To delete ingress rules with the CME API:

Send a DELETE request:

DELETE https://<Management_IP_address>/web_api/v1.8/cme-api/v1.2.1/azure/virtualWANs/accounts/<account_id>/resourceGroups/<nva_resource_group>/inboundRules/<nva_name>

Important - This deletes all rules associated with the NVA.

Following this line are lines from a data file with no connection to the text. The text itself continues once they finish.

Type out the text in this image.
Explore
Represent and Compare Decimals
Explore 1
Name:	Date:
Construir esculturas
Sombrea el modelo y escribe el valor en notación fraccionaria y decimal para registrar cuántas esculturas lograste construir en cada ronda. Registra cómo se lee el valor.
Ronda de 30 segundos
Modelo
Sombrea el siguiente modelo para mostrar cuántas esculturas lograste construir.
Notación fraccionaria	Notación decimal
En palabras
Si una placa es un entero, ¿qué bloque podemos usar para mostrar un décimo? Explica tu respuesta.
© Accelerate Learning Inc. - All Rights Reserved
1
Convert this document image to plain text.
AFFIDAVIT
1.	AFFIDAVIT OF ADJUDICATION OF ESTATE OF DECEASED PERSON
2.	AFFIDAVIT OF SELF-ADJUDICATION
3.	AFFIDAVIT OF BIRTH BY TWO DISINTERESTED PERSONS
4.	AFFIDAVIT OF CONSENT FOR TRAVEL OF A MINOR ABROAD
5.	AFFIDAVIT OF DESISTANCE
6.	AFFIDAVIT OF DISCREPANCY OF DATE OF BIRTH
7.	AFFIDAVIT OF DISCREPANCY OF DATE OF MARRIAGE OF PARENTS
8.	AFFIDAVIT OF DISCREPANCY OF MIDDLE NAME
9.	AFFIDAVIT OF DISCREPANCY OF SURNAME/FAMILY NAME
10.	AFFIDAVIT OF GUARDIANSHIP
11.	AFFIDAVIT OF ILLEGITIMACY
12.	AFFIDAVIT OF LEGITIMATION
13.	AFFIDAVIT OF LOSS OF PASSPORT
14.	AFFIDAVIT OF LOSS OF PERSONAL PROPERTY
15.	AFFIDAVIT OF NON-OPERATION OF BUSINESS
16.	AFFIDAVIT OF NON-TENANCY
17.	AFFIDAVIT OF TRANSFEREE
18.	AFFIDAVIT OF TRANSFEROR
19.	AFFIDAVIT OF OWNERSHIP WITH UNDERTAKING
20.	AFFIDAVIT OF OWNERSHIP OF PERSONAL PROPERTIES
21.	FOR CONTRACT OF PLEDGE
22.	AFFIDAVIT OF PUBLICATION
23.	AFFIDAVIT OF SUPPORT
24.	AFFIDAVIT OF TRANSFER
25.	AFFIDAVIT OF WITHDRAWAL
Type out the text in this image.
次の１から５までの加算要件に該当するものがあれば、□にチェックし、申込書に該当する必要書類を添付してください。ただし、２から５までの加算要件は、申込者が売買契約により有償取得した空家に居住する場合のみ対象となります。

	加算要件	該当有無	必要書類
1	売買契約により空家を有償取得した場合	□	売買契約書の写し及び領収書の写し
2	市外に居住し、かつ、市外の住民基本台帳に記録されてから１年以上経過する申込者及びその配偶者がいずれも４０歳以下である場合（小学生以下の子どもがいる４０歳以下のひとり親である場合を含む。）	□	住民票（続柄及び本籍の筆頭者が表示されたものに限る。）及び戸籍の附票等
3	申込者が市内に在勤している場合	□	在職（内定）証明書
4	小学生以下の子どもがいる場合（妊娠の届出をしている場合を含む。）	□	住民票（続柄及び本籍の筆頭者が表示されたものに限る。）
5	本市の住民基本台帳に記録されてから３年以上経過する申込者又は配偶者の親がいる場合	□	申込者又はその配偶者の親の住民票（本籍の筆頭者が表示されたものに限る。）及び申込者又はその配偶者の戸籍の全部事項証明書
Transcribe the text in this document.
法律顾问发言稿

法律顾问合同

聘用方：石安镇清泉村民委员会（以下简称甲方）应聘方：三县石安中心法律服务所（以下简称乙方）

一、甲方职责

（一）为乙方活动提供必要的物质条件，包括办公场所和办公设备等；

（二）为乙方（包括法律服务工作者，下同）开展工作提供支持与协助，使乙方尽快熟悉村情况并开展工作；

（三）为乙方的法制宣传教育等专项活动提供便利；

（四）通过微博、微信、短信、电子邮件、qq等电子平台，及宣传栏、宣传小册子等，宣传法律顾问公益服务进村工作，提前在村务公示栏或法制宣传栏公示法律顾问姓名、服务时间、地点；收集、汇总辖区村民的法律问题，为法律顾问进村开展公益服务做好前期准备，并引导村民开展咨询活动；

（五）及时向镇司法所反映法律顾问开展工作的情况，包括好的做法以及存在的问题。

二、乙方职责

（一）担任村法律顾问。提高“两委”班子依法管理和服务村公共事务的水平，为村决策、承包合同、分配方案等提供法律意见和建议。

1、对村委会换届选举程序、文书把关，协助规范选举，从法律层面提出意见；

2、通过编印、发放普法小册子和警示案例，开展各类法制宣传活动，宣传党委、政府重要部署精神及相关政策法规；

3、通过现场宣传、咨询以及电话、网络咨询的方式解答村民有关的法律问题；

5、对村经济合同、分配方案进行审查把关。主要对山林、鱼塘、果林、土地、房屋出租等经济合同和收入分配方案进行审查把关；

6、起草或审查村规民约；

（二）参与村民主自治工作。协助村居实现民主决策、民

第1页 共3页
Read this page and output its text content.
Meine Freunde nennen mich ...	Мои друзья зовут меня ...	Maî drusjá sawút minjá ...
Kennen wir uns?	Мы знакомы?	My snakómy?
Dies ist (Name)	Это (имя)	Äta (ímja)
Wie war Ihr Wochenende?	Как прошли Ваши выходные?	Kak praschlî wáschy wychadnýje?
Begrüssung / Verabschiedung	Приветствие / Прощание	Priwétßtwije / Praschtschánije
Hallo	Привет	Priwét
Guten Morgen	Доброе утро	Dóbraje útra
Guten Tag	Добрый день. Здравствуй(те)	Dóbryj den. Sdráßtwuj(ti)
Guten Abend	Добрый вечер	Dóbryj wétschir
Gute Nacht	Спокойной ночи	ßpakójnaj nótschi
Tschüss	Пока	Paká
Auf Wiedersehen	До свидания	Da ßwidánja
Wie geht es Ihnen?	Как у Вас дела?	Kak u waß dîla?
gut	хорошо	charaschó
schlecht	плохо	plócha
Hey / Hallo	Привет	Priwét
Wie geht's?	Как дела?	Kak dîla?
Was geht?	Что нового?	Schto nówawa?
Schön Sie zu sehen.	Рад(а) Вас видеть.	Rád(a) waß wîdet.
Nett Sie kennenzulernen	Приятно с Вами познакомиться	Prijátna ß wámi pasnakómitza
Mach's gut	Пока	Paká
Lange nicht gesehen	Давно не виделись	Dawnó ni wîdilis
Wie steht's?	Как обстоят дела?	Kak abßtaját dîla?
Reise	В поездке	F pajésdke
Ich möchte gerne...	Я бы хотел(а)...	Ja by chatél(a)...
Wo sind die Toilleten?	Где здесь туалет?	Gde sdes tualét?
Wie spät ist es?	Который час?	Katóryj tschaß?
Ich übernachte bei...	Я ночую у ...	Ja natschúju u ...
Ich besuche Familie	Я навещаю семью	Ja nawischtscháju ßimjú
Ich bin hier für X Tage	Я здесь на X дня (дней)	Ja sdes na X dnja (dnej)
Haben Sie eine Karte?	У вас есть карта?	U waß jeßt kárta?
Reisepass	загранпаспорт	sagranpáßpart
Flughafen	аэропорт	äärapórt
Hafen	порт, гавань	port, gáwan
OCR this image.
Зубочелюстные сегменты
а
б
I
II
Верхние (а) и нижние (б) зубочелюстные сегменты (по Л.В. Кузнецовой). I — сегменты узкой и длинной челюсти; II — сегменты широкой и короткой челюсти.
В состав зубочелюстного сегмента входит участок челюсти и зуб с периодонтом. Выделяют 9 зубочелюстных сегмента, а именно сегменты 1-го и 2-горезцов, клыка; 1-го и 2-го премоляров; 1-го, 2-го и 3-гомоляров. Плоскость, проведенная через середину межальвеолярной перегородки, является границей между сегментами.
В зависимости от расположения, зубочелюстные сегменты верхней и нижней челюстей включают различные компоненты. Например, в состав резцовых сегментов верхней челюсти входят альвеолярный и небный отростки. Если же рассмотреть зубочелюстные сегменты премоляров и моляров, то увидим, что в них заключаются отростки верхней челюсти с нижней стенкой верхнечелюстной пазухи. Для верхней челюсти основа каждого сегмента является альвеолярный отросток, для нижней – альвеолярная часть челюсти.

This asynchronous operation returns a request_id to track progress.

Viewing Ingress Rules

To view ingress rules with the CME API:

Send a GET request:

GET https://<Management_IP_address>/web_api/v1.8/cme-api/v1.2.1/azure/virtualWANs/accounts/<account_id>/resourceGroups/<nva_resource_group>/inboundRules/<nva_name>

This operation returns a list of ingress rules with their status.

Examples:

POST request - adding rules:

URL: https://1.1.1.1/web_api/v1.8/cme-api/v1.2.1/azure/virtualWANs/accounts/myAzureAccount/resourceGroups/mrg-vwan-managed-app-preview-20241023102906/inboundRules/myNVA

 

Body:

{

  "rules": [

      {

      "name": "Rule1",

      "original_source": "10.0.0.0",

      "lb_public_ips": [

        "lb_publuc_ip_1",

        "lb_publuc_ip_2"

      ],

      "original_ports": [

        "80-85"

      ],

      "protocol": "TCP"

      }

  ]

}

Response:

{

    "result": {

        "request-id": "aaaaaaaa-aaaa-aaaa-aaaa-aaaaaaaaaaaa"

    },

    "error": {},

    "status-code": 200

}

GET request - tracking progress:

URL: https://1.1.1.1/web_api/v1.8/cme-api/status/aaaaaaaa-aaaa-aaaa-aaaa-aaaaaaaaaaaa

Response:

{

    "result": {

    "requestId": "aaaaaaaa-aaaa-aaaa-aaaa-aaaaaaaaaaaa",

    "requestStatus": "Success",

    "result": "Successfully added Azure vWAN ingress rules."

    },

    "error": {},

    "status-code": 200

}

GET request - viewing ingress rules:

URL: https://1.1.1.1/web_api/v1.8/cme-api/v1.2.1/azure/virtualWANs/accounts/myAzureAccount/resourceGroups/mrg-vwan-managed-app-preview-20241023102906/inboundRules/myNVA

Response:

{

    "result": {

      "rules": [

        {

        "lb_public_ips": [

          "lb_publuc_ip_1",

          "lb_publuc_ip_2"

        ],

        "name": "Rule1",

        "original_ports": [

          "80-85"

        ],

        "original_source": "10.0.0.0",

        "protocol": "TCP"

        }

      ],

      "status": "Succeeded"

    },

    "error": {},

    "status-code": 200

}

Access rule:

NAT rule:

System Limitations

  • The CME API is not supported in Azure GOV and Azure China regions.

  • Maximum 600 public IP addresses for load balancing per NVA.

  • Maximum 300 ports per public IP address of a Load Balancer.

  • Maximum 1,500 total ports across all NVA rules.